For calibration: +4.2% of a €20 main is about 85 cents. The tourist tax is real and robust, and it is not gouging. The gouging intuition people carry comes from the composition channel (the €19 tourist-menu pasta exists in the centre and not in Noord), which is precisely what this design controls away and what dossiers D3/D4 measure instead.
It follows beds, not photo spots
Pulling the composite apart, the premium rides on the accommodation components, where tourists sleep (hotel beds and Airbnbs), while distance to landmarks contributes nothing on its own. Restaurants price the neighbourhood’s tourist population, not its postcard value. This is also the practical reading for anyone using the map: the premium zone is the bed zone.
The stress-test battery
Every threat we could name, tested. The estimate survived all of them; two moved it slightly up (meaning the shipped +4.2% is conservative).
The threat
The test
The verdict
Per-piece pricing artifact (sushi “cheap”)
count-derived price_basis + quarantine of non-comparable lines
wijk variance estimates exactly 0; coefficient and SE bit-identical
Selection: only venues that publish priced menus online
in-model rate by tourism tercile + logistic check
46.6% / 41.5% / 44.1%, odds ratio 0.96/SD, p=.32: flat, and the faint tilt runs the conservative way
Model calibration (are the intervals honestly sized?)
posterior-predictive + LOO-PIT checks
intervals well-calibrated; one known mild distributional mis-fit, documented below
One deep-fried cross-check
A regression with 24 strata is one kind of evidence. The project also built the opposite kind: a price check on a literal commodity, with no model in it at all. Most cafés buy near-identical bitterballen from the same handful of suppliers, so differences in the price per piece reflect location and venue, with no chef and no recipe in the way. That is the same trick The Economist plays with the Big Mac: hold the product constant and price differences become pure environment. It is why the full treatment in dossier D7 is called the Bitterballen Index. Across 138 venues, price per piece correlates with tourism exposure at ρ = +0.39, the same direction and comparable size as the hedonic answer.
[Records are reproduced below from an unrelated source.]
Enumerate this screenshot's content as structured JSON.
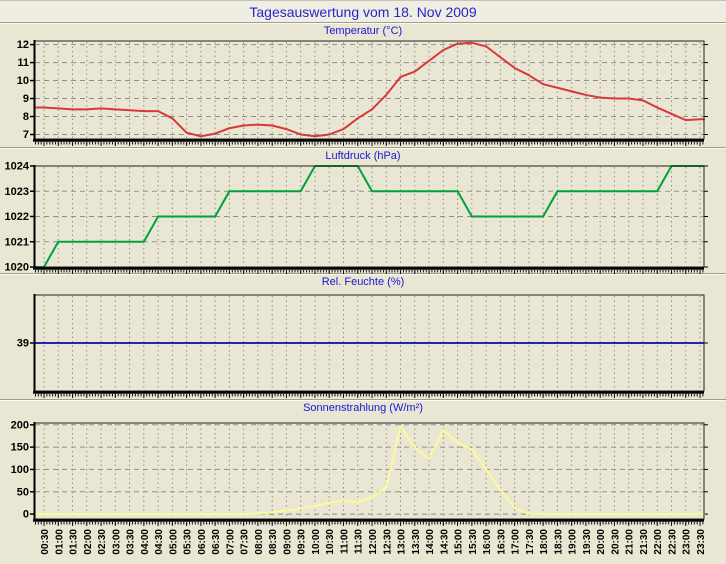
{
  "page_title": "Tagesauswertung vom 18. Nov 2009",
  "colors": {
    "page_bg": "#e9e7d3",
    "header_bg": "#f0ede2",
    "plot_bg": "#e9e7d3",
    "title_text": "#2626cc",
    "chart_title_text": "#1a16d6",
    "grid": "#8f8f8f",
    "axis": "#000000",
    "separator": "#a09e93",
    "temperature_line": "#d83838",
    "pressure_line": "#00a23a",
    "humidity_line": "#2525b0",
    "radiation_line": "#fbfa9c"
  },
  "x_axis": {
    "first_label": "00:30",
    "last_label": "23:30",
    "step_minutes": 30
  },
  "chart_data": [
    {
      "type": "line",
      "id": "temperature",
      "title": "Temperatur (°C)",
      "color": "#d83838",
      "ylim": [
        6.75,
        12.2
      ],
      "yticks": [
        7,
        8,
        9,
        10,
        11,
        12
      ],
      "grid": "on",
      "categories": [
        "00:30",
        "01:00",
        "01:30",
        "02:00",
        "02:30",
        "03:00",
        "03:30",
        "04:00",
        "04:30",
        "05:00",
        "05:30",
        "06:00",
        "06:30",
        "07:00",
        "07:30",
        "08:00",
        "08:30",
        "09:00",
        "09:30",
        "10:00",
        "10:30",
        "11:00",
        "11:30",
        "12:00",
        "12:30",
        "13:00",
        "13:30",
        "14:00",
        "14:30",
        "15:00",
        "15:30",
        "16:00",
        "16:30",
        "17:00",
        "17:30",
        "18:00",
        "18:30",
        "19:00",
        "19:30",
        "20:00",
        "20:30",
        "21:00",
        "21:30",
        "22:00",
        "22:30",
        "23:00",
        "23:30"
      ],
      "values": [
        8.5,
        8.45,
        8.4,
        8.4,
        8.45,
        8.4,
        8.35,
        8.3,
        8.3,
        7.9,
        7.1,
        6.9,
        7.05,
        7.35,
        7.5,
        7.55,
        7.5,
        7.3,
        7.0,
        6.9,
        7.0,
        7.3,
        7.9,
        8.4,
        9.2,
        10.2,
        10.5,
        11.1,
        11.7,
        12.05,
        12.1,
        11.9,
        11.3,
        10.7,
        10.3,
        9.8,
        9.6,
        9.4,
        9.2,
        9.05,
        9.0,
        9.0,
        8.9,
        8.5,
        8.15,
        7.8,
        7.85
      ]
    },
    {
      "type": "line",
      "id": "pressure",
      "title": "Luftdruck (hPa)",
      "color": "#00a23a",
      "ylim": [
        1020,
        1024
      ],
      "yticks": [
        1020,
        1021,
        1022,
        1023,
        1024
      ],
      "grid": "on",
      "categories": [
        "00:30",
        "01:00",
        "01:30",
        "02:00",
        "02:30",
        "03:00",
        "03:30",
        "04:00",
        "04:30",
        "05:00",
        "05:30",
        "06:00",
        "06:30",
        "07:00",
        "07:30",
        "08:00",
        "08:30",
        "09:00",
        "09:30",
        "10:00",
        "10:30",
        "11:00",
        "11:30",
        "12:00",
        "12:30",
        "13:00",
        "13:30",
        "14:00",
        "14:30",
        "15:00",
        "15:30",
        "16:00",
        "16:30",
        "17:00",
        "17:30",
        "18:00",
        "18:30",
        "19:00",
        "19:30",
        "20:00",
        "20:30",
        "21:00",
        "21:30",
        "22:00",
        "22:30",
        "23:00",
        "23:30"
      ],
      "values": [
        1020,
        1021,
        1021,
        1021,
        1021,
        1021,
        1021,
        1021,
        1022,
        1022,
        1022,
        1022,
        1022,
        1023,
        1023,
        1023,
        1023,
        1023,
        1023,
        1024,
        1024,
        1024,
        1024,
        1023,
        1023,
        1023,
        1023,
        1023,
        1023,
        1023,
        1022,
        1022,
        1022,
        1022,
        1022,
        1022,
        1023,
        1023,
        1023,
        1023,
        1023,
        1023,
        1023,
        1023,
        1024,
        1024,
        1024
      ]
    },
    {
      "type": "line",
      "id": "humidity",
      "title": "Rel. Feuchte (%)",
      "color": "#2525b0",
      "ylim": [
        34,
        44
      ],
      "yticks": [
        39
      ],
      "grid": "on",
      "categories": [
        "00:30",
        "01:00",
        "01:30",
        "02:00",
        "02:30",
        "03:00",
        "03:30",
        "04:00",
        "04:30",
        "05:00",
        "05:30",
        "06:00",
        "06:30",
        "07:00",
        "07:30",
        "08:00",
        "08:30",
        "09:00",
        "09:30",
        "10:00",
        "10:30",
        "11:00",
        "11:30",
        "12:00",
        "12:30",
        "13:00",
        "13:30",
        "14:00",
        "14:30",
        "15:00",
        "15:30",
        "16:00",
        "16:30",
        "17:00",
        "17:30",
        "18:00",
        "18:30",
        "19:00",
        "19:30",
        "20:00",
        "20:30",
        "21:00",
        "21:30",
        "22:00",
        "22:30",
        "23:00",
        "23:30"
      ],
      "values": [
        39,
        39,
        39,
        39,
        39,
        39,
        39,
        39,
        39,
        39,
        39,
        39,
        39,
        39,
        39,
        39,
        39,
        39,
        39,
        39,
        39,
        39,
        39,
        39,
        39,
        39,
        39,
        39,
        39,
        39,
        39,
        39,
        39,
        39,
        39,
        39,
        39,
        39,
        39,
        39,
        39,
        39,
        39,
        39,
        39,
        39,
        39
      ]
    },
    {
      "type": "line",
      "id": "radiation",
      "title": "Sonnenstrahlung (W/m²)",
      "color": "#fbfa9c",
      "ylim": [
        -11,
        204
      ],
      "yticks": [
        0,
        50,
        100,
        150,
        200
      ],
      "grid": "on",
      "categories": [
        "00:30",
        "01:00",
        "01:30",
        "02:00",
        "02:30",
        "03:00",
        "03:30",
        "04:00",
        "04:30",
        "05:00",
        "05:30",
        "06:00",
        "06:30",
        "07:00",
        "07:30",
        "08:00",
        "08:30",
        "09:00",
        "09:30",
        "10:00",
        "10:30",
        "11:00",
        "11:30",
        "12:00",
        "12:30",
        "13:00",
        "13:30",
        "14:00",
        "14:30",
        "15:00",
        "15:30",
        "16:00",
        "16:30",
        "17:00",
        "17:30",
        "18:00",
        "18:30",
        "19:00",
        "19:30",
        "20:00",
        "20:30",
        "21:00",
        "21:30",
        "22:00",
        "22:30",
        "23:00",
        "23:30"
      ],
      "values": [
        0,
        0,
        0,
        0,
        0,
        0,
        0,
        0,
        0,
        0,
        0,
        0,
        0,
        0,
        0,
        1,
        4,
        8,
        12,
        18,
        26,
        31,
        27,
        38,
        60,
        197,
        150,
        124,
        188,
        160,
        145,
        100,
        55,
        14,
        1,
        0,
        0,
        0,
        0,
        0,
        0,
        0,
        0,
        0,
        0,
        0,
        0
      ]
    }
  ]
}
A finding that survives both a 35,000-dish regression and a one-product price check is hard to dismiss as a modelling artifact.
What this is, and what it isn’t
A location premium, not a proven mechanism. The design identifies a robust conditional association, not why it exists. Some is plausibly demand-side (tourists don’t come back); some is cost pass-through (commercial rents: our WOZ control measures residential value, which only partly tracks them). The honest name for the estimand is a conditional-prediction premium.
The floor, not the ceiling. Comparing pizzerias with pizzerias deliberately removes the composition channel. Since tourist zones also attract pricier concepts, the total markup a visitor experiences is larger than +4.2%. That larger channel is measured in D4.
Menu price ≠ paid price. We observe menus, not receipts; portions are unobserved. If centre portions shrink, the true per-calorie premium is bigger than reported.
The universe is venues publishing a priced menu online. Tested (row 9 above) and flat across tourism terciles, but still the universe.